A division of Mitsui, one of Japan’s largest trading groups, is to jointly invest in 25MW of PV projects in Japan with equity investment manager Tokio Marine Asset Management.

Mitsui & Co Plant Systems made the announcement this morning that it and Tokio Marine Asset Management had “reached understanding” on an investment fund for eight PV projects spread across three of the main islands of Japan. Under the latest deal, there will be a 1.8MW plant built in the northern island of Hokkaido, four plants totalling 18.6MW on the main island of Honshu, and 3.7MW across two facilities on the southern island of Kyushu.

According to Mitsui, this will be the third such investment fund the two companies have partnered on. The first was formed in the summer of 2012, the second the following year. Mitsui & Co Plant Systems will develop and build the new plants, while the asset management company will create a new fund to privately attract institutional investors.

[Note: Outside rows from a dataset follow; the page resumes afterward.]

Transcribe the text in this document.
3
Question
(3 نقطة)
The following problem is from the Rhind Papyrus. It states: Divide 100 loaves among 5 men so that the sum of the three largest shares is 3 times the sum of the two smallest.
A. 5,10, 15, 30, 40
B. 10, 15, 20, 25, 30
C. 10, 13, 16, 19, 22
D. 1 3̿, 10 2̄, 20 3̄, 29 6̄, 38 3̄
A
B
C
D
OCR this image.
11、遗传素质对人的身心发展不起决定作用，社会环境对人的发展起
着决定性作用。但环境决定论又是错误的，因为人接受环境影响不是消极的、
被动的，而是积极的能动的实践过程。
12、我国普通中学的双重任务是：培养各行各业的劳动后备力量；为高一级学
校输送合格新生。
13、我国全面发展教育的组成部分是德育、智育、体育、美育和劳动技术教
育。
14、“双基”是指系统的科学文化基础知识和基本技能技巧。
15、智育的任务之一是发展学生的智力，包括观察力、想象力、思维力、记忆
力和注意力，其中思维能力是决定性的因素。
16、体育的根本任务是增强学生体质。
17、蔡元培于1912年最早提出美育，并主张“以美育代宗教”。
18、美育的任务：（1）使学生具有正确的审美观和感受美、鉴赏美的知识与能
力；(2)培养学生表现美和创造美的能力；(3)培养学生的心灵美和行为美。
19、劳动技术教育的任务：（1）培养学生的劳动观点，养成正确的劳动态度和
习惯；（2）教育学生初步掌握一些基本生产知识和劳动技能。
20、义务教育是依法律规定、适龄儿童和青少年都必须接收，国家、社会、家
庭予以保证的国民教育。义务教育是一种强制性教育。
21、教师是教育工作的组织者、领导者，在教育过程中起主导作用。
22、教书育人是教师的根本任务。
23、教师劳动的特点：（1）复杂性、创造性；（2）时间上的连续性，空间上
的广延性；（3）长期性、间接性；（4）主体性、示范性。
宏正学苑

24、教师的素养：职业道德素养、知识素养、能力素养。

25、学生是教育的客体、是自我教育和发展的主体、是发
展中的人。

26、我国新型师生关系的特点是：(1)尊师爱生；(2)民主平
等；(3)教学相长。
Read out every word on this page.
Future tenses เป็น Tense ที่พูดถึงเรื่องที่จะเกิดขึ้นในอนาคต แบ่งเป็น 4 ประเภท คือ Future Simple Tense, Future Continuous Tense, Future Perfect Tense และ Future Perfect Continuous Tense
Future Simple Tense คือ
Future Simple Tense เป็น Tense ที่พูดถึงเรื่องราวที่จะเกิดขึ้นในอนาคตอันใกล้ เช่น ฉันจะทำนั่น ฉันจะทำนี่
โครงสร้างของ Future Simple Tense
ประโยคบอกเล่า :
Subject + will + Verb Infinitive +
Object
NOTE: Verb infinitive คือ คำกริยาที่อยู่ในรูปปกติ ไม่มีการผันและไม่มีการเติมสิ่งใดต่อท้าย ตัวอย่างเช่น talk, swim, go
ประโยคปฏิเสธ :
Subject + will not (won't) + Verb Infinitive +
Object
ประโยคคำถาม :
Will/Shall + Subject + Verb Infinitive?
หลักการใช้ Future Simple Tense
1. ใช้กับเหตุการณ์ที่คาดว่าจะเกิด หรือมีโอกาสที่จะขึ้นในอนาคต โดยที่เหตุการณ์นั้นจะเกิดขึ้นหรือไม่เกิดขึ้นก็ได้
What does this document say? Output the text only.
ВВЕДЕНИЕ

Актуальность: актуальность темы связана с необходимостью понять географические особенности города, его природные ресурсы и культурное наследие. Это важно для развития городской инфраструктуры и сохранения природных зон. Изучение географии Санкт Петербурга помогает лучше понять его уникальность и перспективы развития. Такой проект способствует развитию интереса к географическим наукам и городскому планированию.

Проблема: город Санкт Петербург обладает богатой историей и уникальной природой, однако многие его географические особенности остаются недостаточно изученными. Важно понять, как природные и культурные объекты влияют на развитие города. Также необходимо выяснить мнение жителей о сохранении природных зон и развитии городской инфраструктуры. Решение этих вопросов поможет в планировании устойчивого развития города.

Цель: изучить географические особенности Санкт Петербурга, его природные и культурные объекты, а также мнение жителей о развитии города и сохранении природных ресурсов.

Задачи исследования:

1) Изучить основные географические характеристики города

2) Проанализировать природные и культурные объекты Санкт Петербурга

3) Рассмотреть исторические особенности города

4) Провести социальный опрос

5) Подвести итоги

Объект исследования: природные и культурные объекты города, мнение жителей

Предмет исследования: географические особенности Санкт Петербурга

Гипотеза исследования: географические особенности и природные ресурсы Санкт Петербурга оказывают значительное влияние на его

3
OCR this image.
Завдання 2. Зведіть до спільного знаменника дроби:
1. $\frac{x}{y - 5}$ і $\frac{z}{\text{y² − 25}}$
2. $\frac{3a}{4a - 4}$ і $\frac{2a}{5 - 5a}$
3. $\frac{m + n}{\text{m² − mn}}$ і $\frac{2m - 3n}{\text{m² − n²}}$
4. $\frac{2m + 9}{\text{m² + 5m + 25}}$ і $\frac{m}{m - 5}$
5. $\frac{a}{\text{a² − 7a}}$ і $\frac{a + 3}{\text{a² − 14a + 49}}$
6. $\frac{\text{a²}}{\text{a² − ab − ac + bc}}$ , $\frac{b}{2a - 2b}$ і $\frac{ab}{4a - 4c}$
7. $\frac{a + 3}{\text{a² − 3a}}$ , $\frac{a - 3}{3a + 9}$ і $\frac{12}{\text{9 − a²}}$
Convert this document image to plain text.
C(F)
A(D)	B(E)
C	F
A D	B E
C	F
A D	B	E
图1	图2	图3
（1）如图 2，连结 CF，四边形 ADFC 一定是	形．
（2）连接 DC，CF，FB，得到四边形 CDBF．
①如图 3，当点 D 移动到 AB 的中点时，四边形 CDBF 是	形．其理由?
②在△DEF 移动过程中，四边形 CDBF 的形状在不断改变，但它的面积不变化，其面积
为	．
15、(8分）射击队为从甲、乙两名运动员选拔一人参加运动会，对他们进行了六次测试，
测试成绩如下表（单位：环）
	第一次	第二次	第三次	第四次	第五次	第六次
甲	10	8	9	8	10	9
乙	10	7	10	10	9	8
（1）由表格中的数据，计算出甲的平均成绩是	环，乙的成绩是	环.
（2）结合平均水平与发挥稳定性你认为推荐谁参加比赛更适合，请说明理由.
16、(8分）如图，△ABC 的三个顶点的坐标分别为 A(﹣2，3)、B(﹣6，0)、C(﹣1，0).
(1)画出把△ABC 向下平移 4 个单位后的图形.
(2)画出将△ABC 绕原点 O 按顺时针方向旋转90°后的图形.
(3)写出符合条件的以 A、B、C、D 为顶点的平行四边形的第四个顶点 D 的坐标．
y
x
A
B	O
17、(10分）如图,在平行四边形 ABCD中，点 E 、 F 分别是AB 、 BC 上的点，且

Mitsui said the new fund would be set up by the end of this month, with the eight PV plants to be built between March 2015 and March 2016. Mitsui will act as asset manager and perform operations and maintenance (O&M) and other tasks, while separately developing other renewable energy projects including rooftop solar and biomass generation.

According to sources in Japan, following the 2012 introduction of the feed-in tariff (FiT) for renewable energy generation, the companies best placed to succeed in the solar industry were the larger ones, backed by available capital funds, that had begun preparation to work under the feed-in tariff ahead of its introduction.

Dr Hiroshi Matsukawa of analyst firm RTS PV said in May: “…the strongest companies are those which made preparations to enter the solar industry prior to the feed-in tariff becoming law in 2012. Preparations were made by some companies from quite some time before that. These are the companies that are enjoying the smoothest completion of their projects.”

Matsukawa went on to say in addition that as Japan’s largest trading companies, known as ‘keiretsu’, including Mitsui, Sumitomo and Marubeni were very prominent in the domestic PV industry due to their vast capital enabling them to move quickly.